When I take a good look at this nostalgia, I find that I yearn for the things I did not do in 2016. I wonder what the artwork I did not take the time to make would have looked like. I miss the essays, musings, ramblings, and blog entries that I did not write. The miles I did not run. The calls I did not make. The dates I never made to have lunch or dinner with my extended family. The places I did not go to. The recipes I did not cook and the people that I did not feed.
Mind you, these are not actual regrets. I did do at least some of each of these things! I knitted beautiful pieces. I exercised regularly; even enough to say that I’m the strongest and fittest I have ever been. I went out with friends. We traveled. I visited with family. I wrote (ok…at least towards the beginning of the year). I helped out a few people in very different ways. I cooked.
And let me state here for the record, there is no bigger satisfaction than cooking for a sick person and watching him eat enthusiastically for the first time in months.
But I know in my heart that I could have done…. More.
More?!? More what?
I have long since outgrown the glorification of ‘busy’. I have embraced a minimalist lifestyle. I strive (and mostly succeed) to live a simple life. There is not a thing I want (though nice rings or bangles are always welcome!). So why this sudden desire for ‘more’?

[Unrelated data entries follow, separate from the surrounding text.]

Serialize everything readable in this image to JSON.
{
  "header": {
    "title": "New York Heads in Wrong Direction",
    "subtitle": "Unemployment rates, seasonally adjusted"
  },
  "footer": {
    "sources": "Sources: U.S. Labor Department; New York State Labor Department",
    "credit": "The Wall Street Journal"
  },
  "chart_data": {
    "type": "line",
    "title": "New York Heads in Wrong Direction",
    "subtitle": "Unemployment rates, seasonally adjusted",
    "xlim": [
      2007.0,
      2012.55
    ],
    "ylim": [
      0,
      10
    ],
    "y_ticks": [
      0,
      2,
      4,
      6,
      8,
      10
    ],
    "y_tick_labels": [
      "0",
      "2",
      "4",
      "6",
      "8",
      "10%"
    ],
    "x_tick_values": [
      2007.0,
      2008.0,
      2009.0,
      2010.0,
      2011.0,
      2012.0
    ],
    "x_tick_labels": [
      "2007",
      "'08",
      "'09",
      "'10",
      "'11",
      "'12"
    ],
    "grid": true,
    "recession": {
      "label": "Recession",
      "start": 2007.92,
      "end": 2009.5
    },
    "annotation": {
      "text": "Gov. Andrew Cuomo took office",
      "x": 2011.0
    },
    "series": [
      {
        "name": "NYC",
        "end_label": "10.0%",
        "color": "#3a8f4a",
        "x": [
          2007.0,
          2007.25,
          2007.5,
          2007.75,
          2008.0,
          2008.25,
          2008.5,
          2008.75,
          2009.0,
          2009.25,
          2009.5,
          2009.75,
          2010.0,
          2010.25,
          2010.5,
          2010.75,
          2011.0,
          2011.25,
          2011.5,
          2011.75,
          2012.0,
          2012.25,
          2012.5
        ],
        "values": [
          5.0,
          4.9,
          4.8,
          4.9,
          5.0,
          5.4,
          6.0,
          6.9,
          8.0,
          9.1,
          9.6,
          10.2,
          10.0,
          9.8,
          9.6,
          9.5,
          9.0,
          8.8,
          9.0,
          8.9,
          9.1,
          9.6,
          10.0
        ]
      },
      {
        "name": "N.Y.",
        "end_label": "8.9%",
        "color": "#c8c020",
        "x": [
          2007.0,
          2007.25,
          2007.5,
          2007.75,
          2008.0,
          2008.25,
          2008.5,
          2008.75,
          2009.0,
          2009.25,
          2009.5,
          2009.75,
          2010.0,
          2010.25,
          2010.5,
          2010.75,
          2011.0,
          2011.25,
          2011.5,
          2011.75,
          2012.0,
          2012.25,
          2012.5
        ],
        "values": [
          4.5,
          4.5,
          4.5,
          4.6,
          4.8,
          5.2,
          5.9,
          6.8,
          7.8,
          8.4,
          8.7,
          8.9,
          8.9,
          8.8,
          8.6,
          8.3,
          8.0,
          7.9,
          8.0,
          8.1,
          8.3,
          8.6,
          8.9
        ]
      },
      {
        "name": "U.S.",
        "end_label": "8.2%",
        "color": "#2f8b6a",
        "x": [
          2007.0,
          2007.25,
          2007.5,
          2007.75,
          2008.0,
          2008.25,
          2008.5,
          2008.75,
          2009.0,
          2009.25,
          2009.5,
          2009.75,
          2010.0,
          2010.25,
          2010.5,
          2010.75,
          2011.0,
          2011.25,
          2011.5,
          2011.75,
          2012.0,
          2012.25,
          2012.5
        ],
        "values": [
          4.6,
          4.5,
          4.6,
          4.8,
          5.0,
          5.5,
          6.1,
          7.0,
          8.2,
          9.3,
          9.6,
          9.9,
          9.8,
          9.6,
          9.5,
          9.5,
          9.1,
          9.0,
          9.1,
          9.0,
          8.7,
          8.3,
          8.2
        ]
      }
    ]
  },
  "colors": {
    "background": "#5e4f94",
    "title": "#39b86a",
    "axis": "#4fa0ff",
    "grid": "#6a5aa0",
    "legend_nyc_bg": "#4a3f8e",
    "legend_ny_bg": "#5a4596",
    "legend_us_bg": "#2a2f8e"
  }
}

Ooooookay. Time to have a honest conversation with Self. I finally had to admit that I want to do more things that express who I am and what I think. I was nostalgic for my creative self. I wanted to be ‘more’ creative AND have something to show at the end of the day for it. And of all the things I do, I miss writing the most. Writing about life, love, friendship, travel and cooking.
I will bashfully yet freely admit to neglecting the disciplined part of the creative process. I did ‘some’ writing in 2016 but not ‘as much as I could have’ had I been a) paying attention, b) setting somewhat concrete goals or c) having a disciplined approach to my chosen craft. So, yeah….it was certainly not Enough.
And all this brings me to where I am. Ready to make 2017 the year where I chose to make my writing a mindful, disciplined, sustained, and accountable goal. Maybe I finally get somewhere with that novel. But wherever this yearning takes me, I’m pretty sure I find in this year enough topics to dip my Spoon into.
Let’s do this. I’m shrugging off that funky feeling! Have a blessed New Year.